Crónicas

Eduardo Lourenço

As palavras breves de Pacheco Pereira sobre Eduardo Lourenço, na Sábado desta semana — “0 homem de pensamento largo e passos pequeninos”, a que acrescenta “de uma enorme gentileza e ironia”, sublinhando que “não há muitos assim” — fizeram-me recordar a circunstância em que o conheci pessoalmente. Foi em Maio de 2007, quando da realização (pela velha DRAC...) do congresso “Jardins do Mundo - Discursos e Práticas”. Lourenço proferiu a primeira conferência de abertura, ficando a segunda a cargo de Gonçalo Ribeiro Telles (e assim vão desaparecendo, neste tempo de ideias curtas e vistas para lugar nenhum, alguns dos nossos “pais pensadores”: a pátria como cultura, identidade e utopia).

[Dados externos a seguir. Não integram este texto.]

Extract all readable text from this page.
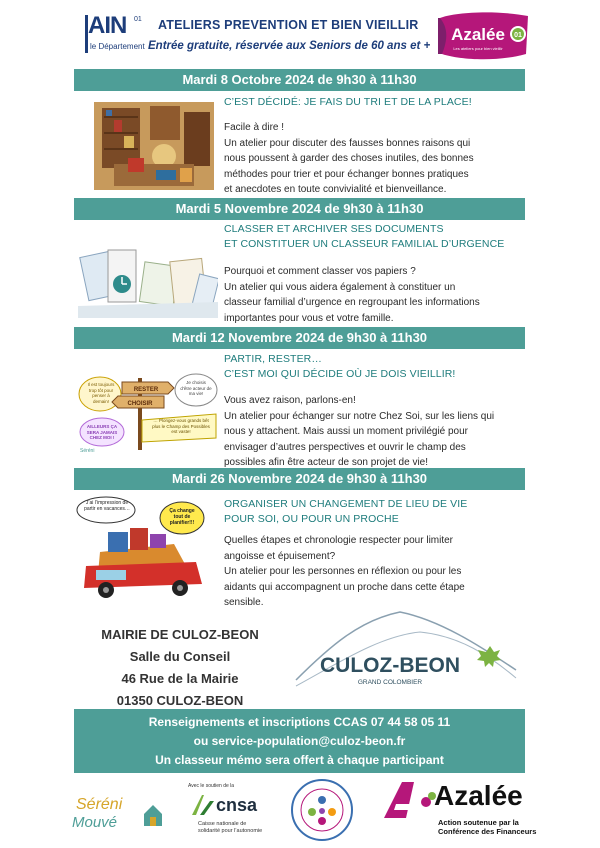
AIN 01
le Département
ATELIERS PREVENTION ET BIEN VIEILLIR
Entrée gratuite, réservée aux Seniors de 60 ans et +
01
Azalée
Les ateliers pour bien vieillir
Mardi 8 Octobre 2024 de 9h30 à 11h30
C’EST DÉCIDÉ: JE FAIS DU TRI ET DE LA PLACE!
Facile à dire !
Un atelier pour discuter des fausses bonnes raisons qui
nous poussent à garder des choses inutiles, des bonnes
méthodes pour trier et pour échanger bonnes pratiques
et anecdotes en toute convivialité et bienveillance.
Mardi 5 Novembre 2024 de 9h30 à 11h30
CLASSER ET ARCHIVER SES DOCUMENTS
ET CONSTITUER UN CLASSEUR FAMILIAL D’URGENCE
Pourquoi et comment classer vos papiers ?
Un atelier qui vous aidera également à constituer un
classeur familial d’urgence en regroupant les informations
importantes pour vous et votre famille.
Mardi 12 Novembre 2024 de 9h30 à 11h30
RESTER
CHOISIR
Séréni
Il est toujours trop tôt pour penser à demain!
Je choisis d’être acteur de ma vie!
AILLEURS ÇA SERA JAMAIS CHEZ MOI !
… Plongez-vous grands bêt plus le Champ des Possibles est vaste!
PARTIR, RESTER…
C’EST MOI QUI DÉCIDE OÙ JE DOIS VIEILLIR!
Vous avez raison, parlons-en!
Un atelier pour échanger sur notre Chez Soi, sur les liens qui
nous y attachent. Mais aussi un moment privilégié pour
envisager d’autres perspectives et ouvrir le champ des
possibles afin être acteur de son projet de vie!
Mardi 26 Novembre 2024 de 9h30 à 11h30
J’ai l’impression de partir en vacances…	Ça change tout de planifier!!!
ORGANISER UN CHANGEMENT DE LIEU DE VIE
POUR SOI, OU POUR UN PROCHE
Quelles étapes et chronologie respecter pour limiter
angoisse et épuisement?
Un atelier pour les personnes en réflexion ou pour les
aidants qui accompagnent un proche dans cette étape
sensible.
MAIRIE DE CULOZ-BEON
Salle du Conseil
46 Rue de la Mairie
01350 CULOZ-BEON
CULOZ-BEON
GRAND COLOMBIER
Renseignements et inscriptions CCAS 07 44 58 05 11
ou service-population@culoz-beon.fr
Un classeur mémo sera offert à chaque participant
Séréni
Mouvé
Avec le soutien de la
cnsa
Caisse nationale de
solidarité pour l’autonomie
Azalée
Action soutenue par la
Conférence des Financeurs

Subjacente à temática geral do congresso estava o tópico da ilha-jardim, mito pujante capaz de convocar o “paraíso perdido” e glosar o tema pelos vários imaginários de tempo e lugar, na construção e fruição dos jardins enquanto arquétipo primordial da beleza. Foi assim que o congresso se desdobrou em dezenas de comunicações, com Eduardo Lourenço a falar de “Jardins e Cultura: os Mares do Sul como Utopia”. Relendo agora essa erudita digressão pelas variantes do mito da ilha-paraíso na literatura ocidental, é curioso perceber como aí se cruzam os grandes nomes do utopismo, das Luzes e do Romantismo francês, antes de chegar finalmente a Pessoa, que “exprimiu tão bem a essência de toda a exigência utópica como consubstancial com a nossa alma. Com a condição de que em parte alguma ela possa encarnar. Utopia encarnada, utopia morta”, pois ela só pode ser “pura aspiração”. E a terminar: “Nós mesmos como aspiração pura, sem configuração no espaço e no tempo”. Ou na citação final de Pessoa: “É em nós que é tudo. É ali, ali/Que a vida é jovem e o amor sorri”.

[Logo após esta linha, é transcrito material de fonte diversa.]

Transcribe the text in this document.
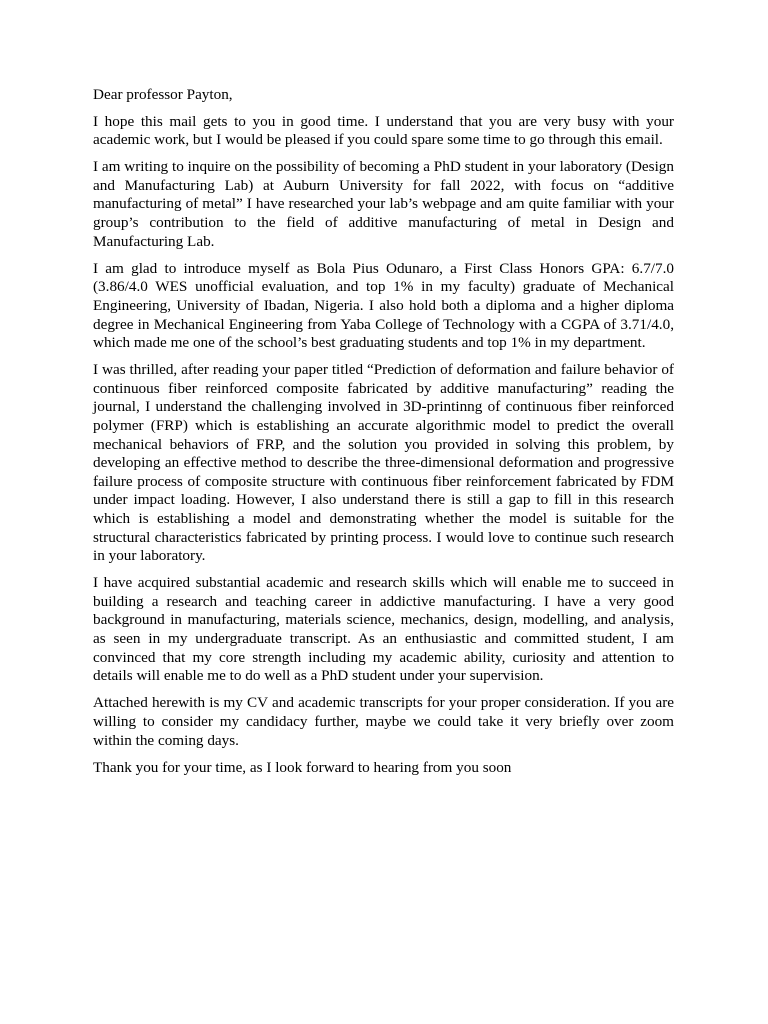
Dear professor Payton,

I hope this mail gets to you in good time. I understand that you are very busy with your academic work, but I would be pleased if you could spare some time to go through this email.

I am writing to inquire on the possibility of becoming a PhD student in your laboratory (Design and Manufacturing Lab) at Auburn University for fall 2022, with focus on “additive manufacturing of metal” I have researched your lab’s webpage and am quite familiar with your group’s contribution to the field of additive manufacturing of metal in Design and Manufacturing Lab.

I am glad to introduce myself as Bola Pius Odunaro, a First Class Honors GPA: 6.7/7.0 (3.86/4.0 WES unofficial evaluation, and top 1% in my faculty) graduate of Mechanical Engineering, University of Ibadan, Nigeria. I also hold both a diploma and a higher diploma degree in Mechanical Engineering from Yaba College of Technology with a CGPA of 3.71/4.0, which made me one of the school’s best graduating students and top 1% in my department.

I was thrilled, after reading your paper titled “Prediction of deformation and failure behavior of continuous fiber reinforced composite fabricated by additive manufacturing” reading the journal, I understand the challenging involved in 3D-printinng of continuous fiber reinforced polymer (FRP) which is establishing an accurate algorithmic model to predict the overall mechanical behaviors of FRP, and the solution you provided in solving this problem, by developing an effective method to describe the three-dimensional deformation and progressive failure process of composite structure with continuous fiber reinforcement fabricated by FDM under impact loading. However, I also understand there is still a gap to fill in this research which is establishing a model and demonstrating whether the model is suitable for the structural characteristics fabricated by printing process. I would love to continue such research in your laboratory.

I have acquired substantial academic and research skills which will enable me to succeed in building a research and teaching career in addictive manufacturing. I have a very good background in manufacturing, materials science, mechanics, design, modelling, and analysis, as seen in my undergraduate transcript. As an enthusiastic and committed student, I am convinced that my core strength including my academic ability, curiosity and attention to details will enable me to do well as a PhD student under your supervision.

Attached herewith is my CV and academic transcripts for your proper consideration. If you are willing to consider my candidacy further, maybe we could take it very briefly over zoom within the coming days.

Thank you for your time, as I look forward to hearing from you soon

Se um itinerário do prazer de pensar podemos seguir em alguém, essa pessoa é Eduardo Lourenço. Mas, o que noutros cria um esgar de sobranceria, nele é partilha e generosidade afável. Aproximava-se de nós com aquele sorriso tímido nos olhos brilhantes, a presença sempre discreta, simples nas atitudes, a fina ironia na conversa sempre pronta. Era o último humanista, um homem que veio da filosofia para a literatura, sério conhecedor dos clássicos e da cultura portuguesa. O exercício do livre pensamento foi o seu pão de cada dia. Do cinema à poesia ou à música, da política às mitologias da pátria, nada era estranho à sua paixão de pensar. A sua ausência vai fazer-nos imensa falta: não é possível recriar outra “psicanálise mítica do povo português” que nos acenda uma luz na alma face ao abismo — a “loucura mansa” feita modo de vida — para onde caminhamos. Tudo demasiado imediato, calculista, interesseiro e pobre. Precariedade material e espiritual juntas: isso não augura nada de bom. E não foi o covid que originou isto, o mal vem de antes e é muito mais profundo, talvez a inconsciência de ser, quando se exigiria saber mais do destino que nos cabe, como seres humanos e como país. No seu pensar estava quase tudo: a ética e a estética, um pensar do homem que era também um pensar do mundo, um saber que não era só erudição, mas sabedoria. E tudo isso numa coerência feliz, presença e verdade face à vida e aos outros. A sua ausência física definitiva deixa-nos um legado magnífico, um pensamento para interrogar a vida e, no vislumbre do sentido e do mistério, uma saída possível para enfrentar a morte. Pensar a sério o homem, o mundo e a vida só nos pode conduzir ao limiar de uma transcendência — ou, para usar uma expressão do próprio Eduardo Lourenço, à “insepulta nostalgia de Deus”.